FiPath, says Velardi, who is president and COO of the company, offers the three key elements that are fundamental to the future of the financial advisory profession: Connections, transparency and information.
“These days, more and more consumers, particularly Generation Xers, have a clear set of needs and they’re going online to get the financial information they need,” Velardi says.
Generation X controls about $12 trillion in assets, and it is a segment of the population that is actively in favor of financial advice and that wants to connect with financial advisors, Velardi says.
“Advisors that want to get new clients need to build new skills, they need to know how to connect online and to reach out to potential clients if they don’t want to be left out of things,” he says.

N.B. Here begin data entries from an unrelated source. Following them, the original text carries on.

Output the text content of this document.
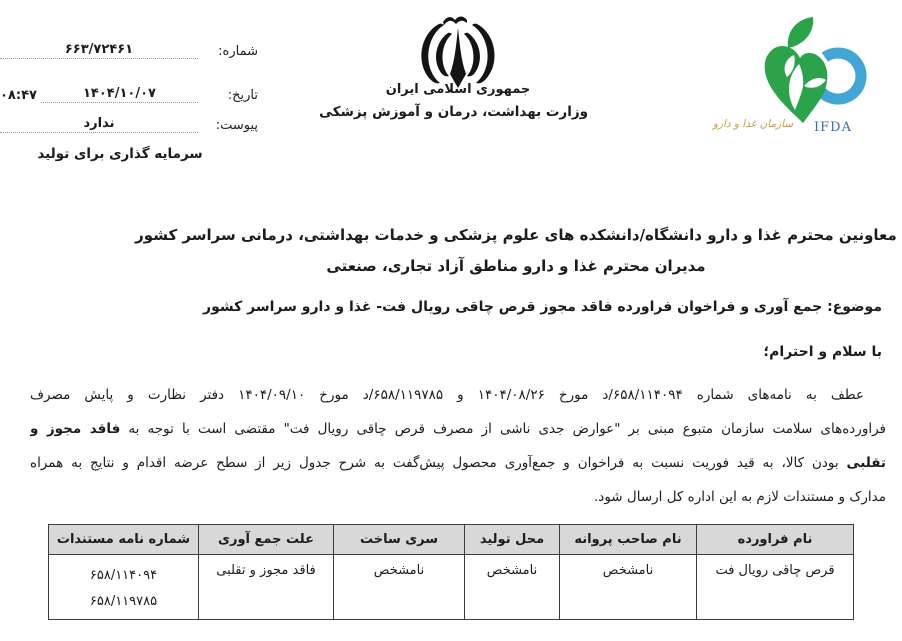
شماره:
۶۶۳/۷۲۴۶۱
تاریخ:
۱۴۰۴/۱۰/۰۷
۰۸:۴۷
پیوست:
ندارد
سرمایه گذاری برای تولید
جمهوری اسلامی ایران
وزارت بهداشت، درمان و آموزش پزشکی
سازمان غذا و دارو	IFDA
معاونین محترم غذا و دارو دانشگاه/دانشکده های علوم پزشکی و خدمات بهداشتی، درمانی سراسر کشور
مدیران محترم غذا و دارو مناطق آزاد تجاری، صنعتی
موضوع: جمع آوری و فراخوان فراورده فاقد مجوز قرص چاقی رویال فت- غذا و دارو سراسر کشور
با سلام و احترام؛
عطف به نامه‌های شماره ۶۵۸/۱۱۴۰۹۴/د مورخ ۱۴۰۴/۰۸/۲۶ و ۶۵۸/۱۱۹۷۸۵/د مورخ ۱۴۰۴/۰۹/۱۰ دفتر نظارت و پایش مصرف
فراورده‌های سلامت سازمان متبوع مبنی بر "عوارض جدی ناشی از مصرف قرص چاقی رویال فت" مقتضی است با توجه به فاقد مجوز و
تقلبی بودن کالا، به قید فوریت نسبت به فراخوان و جمع‌آوری محصول پیش‌گفت به شرح جدول زیر از سطح عرضه اقدام و نتایج به همراه
مدارک و مستندات لازم به این اداره کل ارسال شود.
نام فراورده	نام صاحب پروانه	محل تولید	سری ساخت	علت جمع آوری	شماره نامه مستندات
قرص چاقی رویال فت	نامشخص	نامشخص	نامشخص	فاقد مجوز و تقلبی	۶۵۸/۱۱۴۰۹۴
۶۵۸/۱۱۹۷۸۵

FiPath for Advisors helps advisors overcome these challenges in several different ways. Its member-match program connects advisors to potential clients (FiPath has an established network of 100,000 consumer members, Velardi says), and it offers a webinar platform to connect with community members. FiPath also offers collaborative forums that enable advisors to tap into their peers’ expertise, as well as opportunities for content contribution, visibility and compliance.
And FiPath also offers resources to consumers: “We educate people as to what a financial advisor does, what questions to ask an advisor and so on,” Velardi says. “We want to make sure that people are comfortable with what an advisor does.”
Ultimately, the service hooks up clients with advisors that suit what they’re looking for, and vice versa, in a way that’s optimal for both.